Alcune recenti notizie di cronaca ci invitano a riprendere in mano il tema della memoria. Lo scenario è quello del comunismo realizzato, ma le indicazioni che dobbiamo trarne si possono applicare anche ad altro.
Ecco i fatti. Il presidente russo Vladimir Putin si è recato a rendere omaggio alle migliaia di vittime fucilate dal Servizi sovietici nel poligono di Butovo. Il neo eletto leader del Partito Democratico, Walter Veltroni, ha paragonato gli orrori del nazismo a quelli del sanguinario regime comunista cambogiano di Pol Pot; in questo modo egli ha confermato il superamento di un tabù: la non comparabilità dei due totalitarismi del Ventesimo secolo. Tra qualche giorno, poi, l'onorevole Oliviero Diliberto, del Partito dei Comunisti Italiani, presenzierà a Mosca ad una cerimonia celebrativa dei novant'anni della rivoluzione bolscevica, mostrando che quel tabù è tuttora vivo: si può celebrare tranquillamente la vittoria di un regime che si è macchiato di crimini spaventosi. Ma non è su questa querelle (il comunismo era un'idea buona che è stata semplicemente mal realizzata) che voglio qui riflettere. Tanto meno sulla proposta, avanzata da un parlamentare italiano, di istituire il reato di «apologia del comunismo». Piuttosto mi rifaccio ad un altro episodio di cronaca, che nella sua apparente marginalità può essere sfuggito a molti. Sempre a Mosca, nei giorni scorsi, una cinquantina di membri dell'associazione Memorial (ne ho parlato su queste stesse pagine qualche giorno fa, intervistandone il presidente, Arsenij Roghinskij) ha ricordato le vittime del potere sovietico, proprio di fronte al tetro palazzo della Lubjanka, emblema della ferocia persecutoria di quel regime. Ma la cosa straordinaria è il modo con cui questa celebrazione si è svolta: nessun discorso, nessuna rivendicazione, nessuna accusa. Alternandosi al microfono dalle dieci di mattina alle dieci di sera, i membri di «Memorial» hanno semplicemente letto i nomi di migliaia di perseguitati (di tutti sarebbe stato impossibile). Lo scandirsi lento di nome, patronimico e cognome ha rappresentato una interminabile litania di dolore.
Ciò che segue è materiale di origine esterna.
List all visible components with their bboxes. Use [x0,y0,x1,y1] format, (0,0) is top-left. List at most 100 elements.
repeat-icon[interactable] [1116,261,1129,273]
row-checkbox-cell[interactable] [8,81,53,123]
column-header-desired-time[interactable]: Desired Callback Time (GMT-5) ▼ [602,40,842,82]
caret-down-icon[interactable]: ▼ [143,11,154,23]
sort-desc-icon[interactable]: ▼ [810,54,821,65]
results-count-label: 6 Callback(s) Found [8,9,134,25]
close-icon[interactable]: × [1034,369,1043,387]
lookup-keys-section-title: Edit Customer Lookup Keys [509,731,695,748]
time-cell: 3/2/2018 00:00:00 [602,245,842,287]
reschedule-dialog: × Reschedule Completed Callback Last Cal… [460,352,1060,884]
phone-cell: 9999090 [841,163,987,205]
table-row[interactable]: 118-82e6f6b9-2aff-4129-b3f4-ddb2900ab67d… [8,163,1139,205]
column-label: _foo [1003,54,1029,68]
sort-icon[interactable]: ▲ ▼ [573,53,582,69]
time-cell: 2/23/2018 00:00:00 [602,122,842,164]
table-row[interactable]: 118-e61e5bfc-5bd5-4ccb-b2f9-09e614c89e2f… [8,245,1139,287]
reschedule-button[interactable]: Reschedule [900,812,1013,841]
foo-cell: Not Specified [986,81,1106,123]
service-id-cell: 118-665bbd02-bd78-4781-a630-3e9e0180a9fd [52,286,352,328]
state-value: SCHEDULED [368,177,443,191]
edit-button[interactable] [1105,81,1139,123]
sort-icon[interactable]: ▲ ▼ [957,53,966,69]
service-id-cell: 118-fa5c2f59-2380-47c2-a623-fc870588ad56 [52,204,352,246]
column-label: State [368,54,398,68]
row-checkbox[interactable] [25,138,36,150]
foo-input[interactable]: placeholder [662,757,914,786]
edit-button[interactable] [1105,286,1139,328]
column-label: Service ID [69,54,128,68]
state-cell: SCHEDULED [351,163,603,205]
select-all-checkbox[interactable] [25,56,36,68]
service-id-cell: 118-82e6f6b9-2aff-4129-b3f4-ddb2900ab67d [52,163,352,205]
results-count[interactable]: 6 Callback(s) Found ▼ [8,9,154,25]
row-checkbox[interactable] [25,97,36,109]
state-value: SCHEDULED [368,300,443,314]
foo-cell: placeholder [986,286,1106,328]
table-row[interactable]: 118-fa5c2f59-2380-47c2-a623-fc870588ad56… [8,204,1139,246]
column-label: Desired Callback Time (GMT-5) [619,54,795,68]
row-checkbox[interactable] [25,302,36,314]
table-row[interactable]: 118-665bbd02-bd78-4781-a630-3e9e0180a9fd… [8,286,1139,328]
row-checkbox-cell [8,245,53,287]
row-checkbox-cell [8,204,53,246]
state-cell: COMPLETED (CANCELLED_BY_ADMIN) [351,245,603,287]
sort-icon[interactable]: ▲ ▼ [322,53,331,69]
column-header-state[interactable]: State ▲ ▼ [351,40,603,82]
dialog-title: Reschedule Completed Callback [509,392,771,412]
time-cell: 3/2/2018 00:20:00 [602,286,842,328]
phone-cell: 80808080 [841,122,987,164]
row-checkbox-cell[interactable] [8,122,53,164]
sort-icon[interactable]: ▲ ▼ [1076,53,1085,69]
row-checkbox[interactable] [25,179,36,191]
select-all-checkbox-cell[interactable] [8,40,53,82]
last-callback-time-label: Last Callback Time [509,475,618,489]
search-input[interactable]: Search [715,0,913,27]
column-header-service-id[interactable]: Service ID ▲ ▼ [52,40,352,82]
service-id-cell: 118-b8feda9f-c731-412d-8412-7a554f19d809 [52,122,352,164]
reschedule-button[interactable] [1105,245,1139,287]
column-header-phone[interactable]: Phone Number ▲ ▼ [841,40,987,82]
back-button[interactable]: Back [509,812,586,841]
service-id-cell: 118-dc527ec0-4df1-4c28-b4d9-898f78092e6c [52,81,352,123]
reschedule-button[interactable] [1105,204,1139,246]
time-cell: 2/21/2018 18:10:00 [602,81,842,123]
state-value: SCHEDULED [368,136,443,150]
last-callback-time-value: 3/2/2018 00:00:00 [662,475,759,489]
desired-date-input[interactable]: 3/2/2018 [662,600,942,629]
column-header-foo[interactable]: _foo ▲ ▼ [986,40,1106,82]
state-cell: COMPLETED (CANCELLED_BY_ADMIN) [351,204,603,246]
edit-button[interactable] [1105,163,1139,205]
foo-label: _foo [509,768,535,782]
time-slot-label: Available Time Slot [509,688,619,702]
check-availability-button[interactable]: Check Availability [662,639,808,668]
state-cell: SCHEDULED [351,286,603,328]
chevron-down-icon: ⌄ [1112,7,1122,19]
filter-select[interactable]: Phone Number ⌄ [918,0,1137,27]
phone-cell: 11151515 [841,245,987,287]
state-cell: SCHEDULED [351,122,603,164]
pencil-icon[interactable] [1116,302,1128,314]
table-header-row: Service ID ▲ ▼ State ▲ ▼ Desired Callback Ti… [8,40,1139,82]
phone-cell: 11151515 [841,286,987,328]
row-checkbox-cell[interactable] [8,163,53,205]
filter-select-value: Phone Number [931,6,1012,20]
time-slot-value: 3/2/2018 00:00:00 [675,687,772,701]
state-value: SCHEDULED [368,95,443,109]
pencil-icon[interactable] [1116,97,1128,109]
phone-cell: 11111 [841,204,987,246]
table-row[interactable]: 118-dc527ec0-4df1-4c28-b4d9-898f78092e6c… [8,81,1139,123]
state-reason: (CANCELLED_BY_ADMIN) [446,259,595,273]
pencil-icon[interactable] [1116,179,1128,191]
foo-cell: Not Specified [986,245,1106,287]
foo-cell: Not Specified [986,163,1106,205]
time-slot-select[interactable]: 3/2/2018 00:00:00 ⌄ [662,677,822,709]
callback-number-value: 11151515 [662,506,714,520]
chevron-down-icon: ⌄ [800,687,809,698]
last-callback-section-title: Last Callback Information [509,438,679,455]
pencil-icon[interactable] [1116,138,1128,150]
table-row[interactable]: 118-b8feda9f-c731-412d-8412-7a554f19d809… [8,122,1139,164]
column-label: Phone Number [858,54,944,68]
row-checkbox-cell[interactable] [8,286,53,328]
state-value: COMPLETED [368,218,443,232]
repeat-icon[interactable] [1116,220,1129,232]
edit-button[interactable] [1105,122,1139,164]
In una recente conferenza Roginskij ha ricordato che i perseguitati dal regime sovietico sono stati dodici milioni. Ed ha aggiunto che gli piacerebbe scrivere la biografia di ciascuno di loro, persona in carne ed ossa, piena di limiti e di pregi, con un suo carattere, con specifiche qualità, desideri e amori. Ognuno di loro ha scritto la storia ed ha diritto alla memoria. Mi pare evidente la diversità di impostazione tra questo episodio e quelli citati prima. Se non si parte dalla affermazione netta e incondizionata del valore della persona, il recupero della memoria ha il sapore di una strumentalizzazione. Resta il sospetto che si rinvanghi il passato semplicemente per portarsi a casa qualche beneficio nella politichetta presente. Insomma, se la singola persona non ha un valore eterno, ricordarla come vittima di persecuzione può assomigliare ad un'ulteriore violenza nei suoi confronti.